The Databases and Hardware
SDB supports a range of databases, but the figures here are limited to SQLServer and Postgresql. The hardware used was identical, although running linux (for Postgresql) and windows (for SQLServer).
- Dual AMD Opteron processors, 64 bit, 1.8 GHz.
- 8 GB memory.
- 80 GB disk for database.
- Windows server 2003
- Java 6 64 bit
- SQLServer 2005
- Redhat Enterprise Linux 4
- Java 6 64 bit
- Postgresql 8.2
The Dataset and Queries
We use the Lehigh University Benchmark http://swat.cse.lehigh.edu/projects/lubm/ and dbpedia http://dbpedia.org/, together with some example queries that each provides. You can find the queries in SDB/PerfTests.
LUBM generates artifical datasets. To be useful one needs to apply reasoning, and this was done in advance of loading. The queries are quite stressful for SDB in that they are not very ground (in many neither subjects nor objects are present), and many produce very large result sets. Thus they are probably atypical of many SPARQL queries.
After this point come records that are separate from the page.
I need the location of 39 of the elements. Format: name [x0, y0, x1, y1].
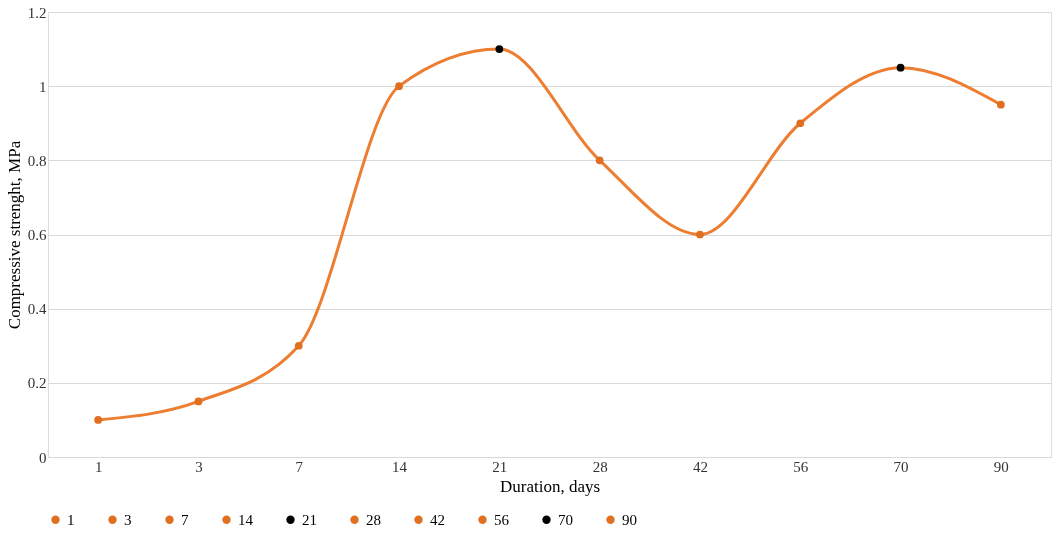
- point: [294, 341, 303, 350]
- x-axis-title: Duration, days: [499, 476, 601, 496]
- legend-label: 14: [238, 511, 254, 528]
- point: [696, 230, 704, 239]
- x-tick-label: 42: [692, 458, 708, 475]
- x-tick-label: 90: [993, 458, 1009, 475]
- y-tick-label: 0.2: [27, 375, 47, 392]
- legend-label: 90: [622, 511, 637, 528]
- y-tick-label: 1.2: [27, 4, 47, 21]
- legend-label: 28: [366, 511, 381, 528]
- point: [595, 156, 604, 165]
- legend-label: 21: [302, 511, 317, 528]
- point: [896, 63, 905, 72]
- legend-label: 7: [181, 511, 189, 528]
- legend-label: 70: [558, 511, 573, 528]
- point: [94, 416, 103, 424]
- x-tick-label: 3: [195, 458, 203, 475]
- y-tick-label: 0.4: [27, 301, 47, 318]
- legend-label: 56: [494, 511, 510, 528]
- x-tick-label: 70: [893, 458, 909, 475]
- y-tick-label: 0: [39, 449, 47, 466]
- point: [194, 397, 203, 406]
- x-tick-label: 28: [592, 458, 608, 475]
- point: [996, 100, 1005, 109]
- x-tick-label: 7: [295, 458, 304, 475]
- y-tick-label: 0.8: [27, 152, 47, 169]
- y-axis-title: Compressive strenght, MPa: [4, 140, 24, 330]
- x-tick-label: 21: [492, 458, 508, 475]
- x-tick-label: 14: [392, 458, 408, 475]
- y-tick-label: 0.6: [27, 227, 47, 243]
- point: [495, 45, 504, 53]
- legend-label: 1: [67, 511, 75, 528]
- point: [796, 119, 805, 128]
- legend-label: 42: [430, 511, 445, 528]
- x-tick-label: 1: [94, 458, 103, 475]
- x-tick-label: 56: [793, 458, 809, 475]
- point: [395, 82, 403, 91]
- y-tick-label: 1: [39, 78, 47, 95]
- legend-label: 3: [124, 511, 132, 528]
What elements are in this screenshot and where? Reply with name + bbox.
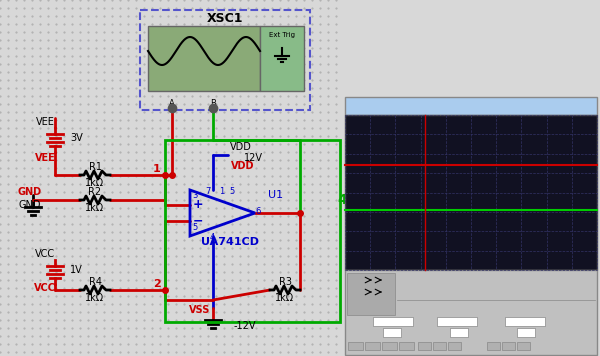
Text: T2-T1: T2-T1 <box>353 299 374 309</box>
Text: 2.002 V: 2.002 V <box>548 286 578 294</box>
Text: 比例: 比例 <box>353 318 362 326</box>
Text: 通道 A: 通道 A <box>430 305 446 314</box>
Bar <box>348 342 363 350</box>
Text: Ext Trig: Ext Trig <box>269 32 295 38</box>
Bar <box>148 26 260 91</box>
Text: T2: T2 <box>353 288 362 297</box>
Bar <box>448 342 461 350</box>
Bar <box>418 342 431 350</box>
Text: A: A <box>169 99 175 108</box>
Bar <box>345 97 597 115</box>
Text: AC: AC <box>490 344 497 349</box>
Text: UA741CD: UA741CD <box>201 237 259 247</box>
Bar <box>502 342 515 350</box>
Text: R2: R2 <box>88 187 101 197</box>
Text: 1V: 1V <box>70 265 83 275</box>
Bar <box>260 26 304 91</box>
Text: 加数: 加数 <box>369 343 375 349</box>
Bar <box>433 342 446 350</box>
Bar <box>373 317 413 326</box>
Text: 1ms/Div: 1ms/Div <box>379 319 407 325</box>
Text: ◆ 示波器-XSC1: ◆ 示波器-XSC1 <box>350 101 403 110</box>
Text: 0: 0 <box>524 330 528 336</box>
Text: VCC: VCC <box>34 283 56 293</box>
Text: 6: 6 <box>256 206 260 215</box>
Text: 比例: 比例 <box>487 318 496 326</box>
Text: 比例: 比例 <box>418 318 427 326</box>
Text: R3: R3 <box>278 277 292 287</box>
Text: 知乎 @敁敁向荣: 知乎 @敁敁向荣 <box>466 340 514 350</box>
Text: AC: AC <box>421 344 428 349</box>
Text: U1: U1 <box>268 190 283 200</box>
Text: 3: 3 <box>193 192 197 200</box>
Bar <box>487 342 500 350</box>
Bar <box>365 342 380 350</box>
Text: 3V: 3V <box>70 133 83 143</box>
Bar <box>437 317 477 326</box>
Text: 4: 4 <box>337 193 347 207</box>
Text: VEE: VEE <box>35 117 55 127</box>
Bar <box>450 328 468 337</box>
Text: 198.093 ms: 198.093 ms <box>421 286 466 294</box>
Text: R1: R1 <box>89 162 101 172</box>
Text: 1 V/Div: 1 V/Div <box>445 319 470 325</box>
Text: 通道_B: 通道_B <box>553 273 573 283</box>
Bar <box>383 328 401 337</box>
Text: 12V: 12V <box>244 153 263 163</box>
Text: 1kΩ: 1kΩ <box>85 178 104 188</box>
Text: R4: R4 <box>89 277 101 287</box>
Bar <box>345 270 597 355</box>
Text: 1: 1 <box>220 187 224 195</box>
Text: +: + <box>193 199 203 211</box>
Text: 0: 0 <box>457 330 461 336</box>
Bar <box>399 342 414 350</box>
Text: DC: DC <box>519 344 527 349</box>
Text: DC: DC <box>450 344 458 349</box>
Text: 1kΩ: 1kΩ <box>85 293 104 303</box>
Text: 4: 4 <box>209 232 215 241</box>
Text: 通道_A: 通道_A <box>495 273 515 283</box>
Text: -12V: -12V <box>234 321 256 331</box>
Text: 1kΩ: 1kΩ <box>85 203 104 213</box>
Text: Y 位置: Y 位置 <box>487 329 503 337</box>
Text: 2: 2 <box>153 279 161 289</box>
Text: 时间: 时间 <box>438 273 448 283</box>
Text: VCC: VCC <box>35 249 55 259</box>
Text: 5: 5 <box>229 187 235 195</box>
Bar <box>517 328 535 337</box>
Text: Y 位置: Y 位置 <box>418 329 434 337</box>
Bar <box>505 317 545 326</box>
Bar <box>382 342 397 350</box>
Text: 1 V/Div: 1 V/Div <box>512 319 538 325</box>
Text: 1kΩ: 1kΩ <box>275 293 295 303</box>
Bar <box>517 342 530 350</box>
Text: VDD: VDD <box>230 142 252 152</box>
Text: T1: T1 <box>353 276 362 284</box>
Text: 通道 B: 通道 B <box>515 305 532 314</box>
Bar <box>165 140 340 322</box>
Text: 5: 5 <box>193 224 197 232</box>
Bar <box>345 115 597 270</box>
Bar <box>347 273 395 315</box>
Text: A/B: A/B <box>401 344 410 349</box>
Text: 1.500 V: 1.500 V <box>490 286 520 294</box>
Text: XSC1: XSC1 <box>207 11 243 25</box>
Text: 0: 0 <box>506 344 510 349</box>
Text: B/A: B/A <box>385 344 394 349</box>
Text: VEE: VEE <box>35 153 55 163</box>
Text: GND: GND <box>18 187 42 197</box>
Text: VSS: VSS <box>190 305 211 315</box>
Text: 7: 7 <box>205 187 211 195</box>
Text: 0: 0 <box>437 344 441 349</box>
Text: 1: 1 <box>153 164 161 174</box>
Text: GND: GND <box>19 200 41 210</box>
Text: X 位置: X 位置 <box>353 329 370 337</box>
Text: B: B <box>210 99 216 108</box>
Text: VDD: VDD <box>231 161 254 171</box>
Text: 0: 0 <box>390 330 394 336</box>
Text: Y/T: Y/T <box>351 344 359 349</box>
Text: −: − <box>193 215 203 227</box>
Text: 时间尺: 时间尺 <box>353 305 367 314</box>
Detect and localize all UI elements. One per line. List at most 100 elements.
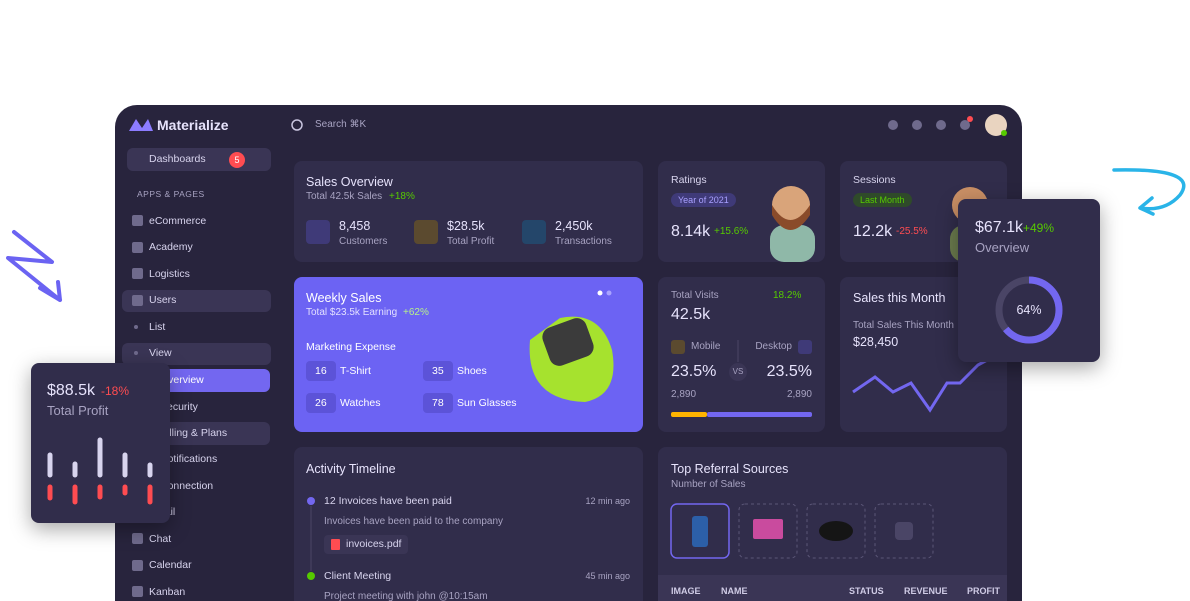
item-label: T-Shirt bbox=[340, 365, 371, 377]
table-column: NAME bbox=[721, 586, 748, 596]
change: +15.6% bbox=[714, 226, 749, 237]
card-subtitle: Number of Sales bbox=[671, 479, 746, 490]
card-subtitle: Total Sales This Month bbox=[853, 320, 954, 331]
stat-value: 2,450k bbox=[555, 219, 593, 233]
stat-value: 8,458 bbox=[339, 219, 371, 233]
float-value: $67.1k bbox=[975, 219, 1024, 236]
badge bbox=[229, 152, 245, 168]
nav-subitem: List bbox=[149, 321, 166, 333]
profit-bars bbox=[47, 437, 153, 505]
chip: Last Month bbox=[853, 193, 912, 207]
card-value: $28,450 bbox=[853, 335, 899, 349]
nav-subitem: Notifications bbox=[160, 453, 218, 465]
card-title: Sales Overview bbox=[306, 175, 393, 189]
change-up: +49% bbox=[1023, 221, 1055, 235]
nav-item: Calendar bbox=[149, 559, 192, 571]
nav-item: Kanban bbox=[149, 586, 186, 598]
chip: Year of 2021 bbox=[671, 193, 736, 207]
device-count: 2,890 bbox=[786, 389, 812, 400]
card-subtitle: Total $23.5k Earning bbox=[306, 307, 398, 318]
sales-overview-card bbox=[294, 161, 643, 262]
device-count: 2,890 bbox=[671, 389, 697, 400]
nav-subitem: Billing & Plans bbox=[160, 427, 228, 439]
table-column: STATUS bbox=[849, 586, 884, 596]
stat-label: Total Profit bbox=[447, 236, 495, 247]
nav-users-open[interactable] bbox=[122, 290, 271, 312]
stat-label: Transactions bbox=[555, 236, 612, 247]
event-time: 45 min ago bbox=[585, 571, 630, 581]
nav-subitem: Connection bbox=[160, 480, 214, 492]
device-pct: 23.5% bbox=[766, 363, 812, 380]
activity-card bbox=[294, 447, 643, 601]
device-pct: 23.5% bbox=[671, 363, 717, 380]
event-time: 12 min ago bbox=[585, 496, 630, 506]
item-label: Shoes bbox=[457, 365, 487, 377]
table-header bbox=[658, 575, 1007, 601]
nav-item: Users bbox=[149, 294, 177, 306]
card-title: Ratings bbox=[671, 174, 707, 186]
event-title: 12 Invoices have been paid bbox=[324, 495, 452, 507]
ring-progress bbox=[995, 276, 1063, 344]
badge-count: 5 bbox=[234, 155, 240, 165]
card-value: 12.2k bbox=[853, 223, 893, 240]
item-label: Sun Glasses bbox=[457, 397, 517, 409]
squiggle-arrow bbox=[6, 230, 62, 302]
device-label: Mobile bbox=[691, 341, 721, 352]
brand: Materialize bbox=[157, 117, 229, 133]
change-up: +18% bbox=[389, 191, 415, 202]
change-down: -18% bbox=[101, 384, 130, 398]
card-title: Weekly Sales bbox=[306, 291, 382, 305]
stat-label: Customers bbox=[339, 236, 388, 247]
event-title: Client Meeting bbox=[324, 570, 392, 582]
change: -25.5% bbox=[896, 226, 928, 237]
nav-item: Chat bbox=[149, 533, 172, 545]
device-label: Desktop bbox=[755, 341, 792, 352]
referral-tiles bbox=[670, 503, 934, 559]
nav-subitem: View bbox=[149, 347, 172, 359]
card-title: Top Referral Sources bbox=[671, 462, 789, 476]
change-up: 18.2% bbox=[773, 290, 802, 301]
sales-trend-line bbox=[852, 351, 1001, 413]
watch bbox=[529, 290, 614, 402]
nav-subitem: Overview bbox=[160, 374, 204, 386]
count-box: 26 bbox=[306, 393, 336, 413]
count-box: 16 bbox=[306, 361, 336, 381]
nav-item: Logistics bbox=[149, 268, 190, 280]
card-title: Sales this Month bbox=[853, 291, 946, 305]
nav-item: eCommerce bbox=[149, 215, 207, 227]
file-name: invoices.pdf bbox=[346, 538, 402, 550]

- Size: 19 million triples (including inferred triples).
The dbpedia queries are, unlike LUBM, quite ground. dbpedia contains many large literals, in contrast to LUBM.
- Size: 25 million triples.
All operations were performed using SDB's command line tools. The data was loaded into a freshly formatted SDB store -- although postgresql needs an ANALYSE to avoid silly planning -- then the additional indexes were added.
|Benchmark||Database loading Speed (tps)||Index time (s)||Size (MB)|
|LUBM Postgres (Hash)||4972||199||5124|
|LUBM Postgres (Index)||8658||176||3666|
|LUBM SQLServer (Hash)||8762||121||3200|
|LUBM SQLServer (Index)||7419||68||2029|
|DBpedia Postgres (Hash)||3029||298||10193|
|DBpedia Postgres (Index)||4293||227||6251|
|DBpedia SQLServer (Hash)||5345||162||6349|
|DBpedia SQLServer (Index)||4749||110||4930|
Uniprot 700m loading: Tuning Helps
To illustrate the variability in loading speed, and emphasise the importance of tuning, consider the case of Uniprot http://dev.isb-sib.ch/projects/uniprot-rdf/. Uniprot contains (at the time of writing) around 700 million triples. We loaded these on to the SQLServer setup given above, but with the following changes:
- The database was stored on a separate disk.
- The database's transactional logs were stored on yet another disk.
So the rdf data, database data, and log data were all on distinct disks.
Loading into an index-layout store proceeded at:
- 11079 triples per second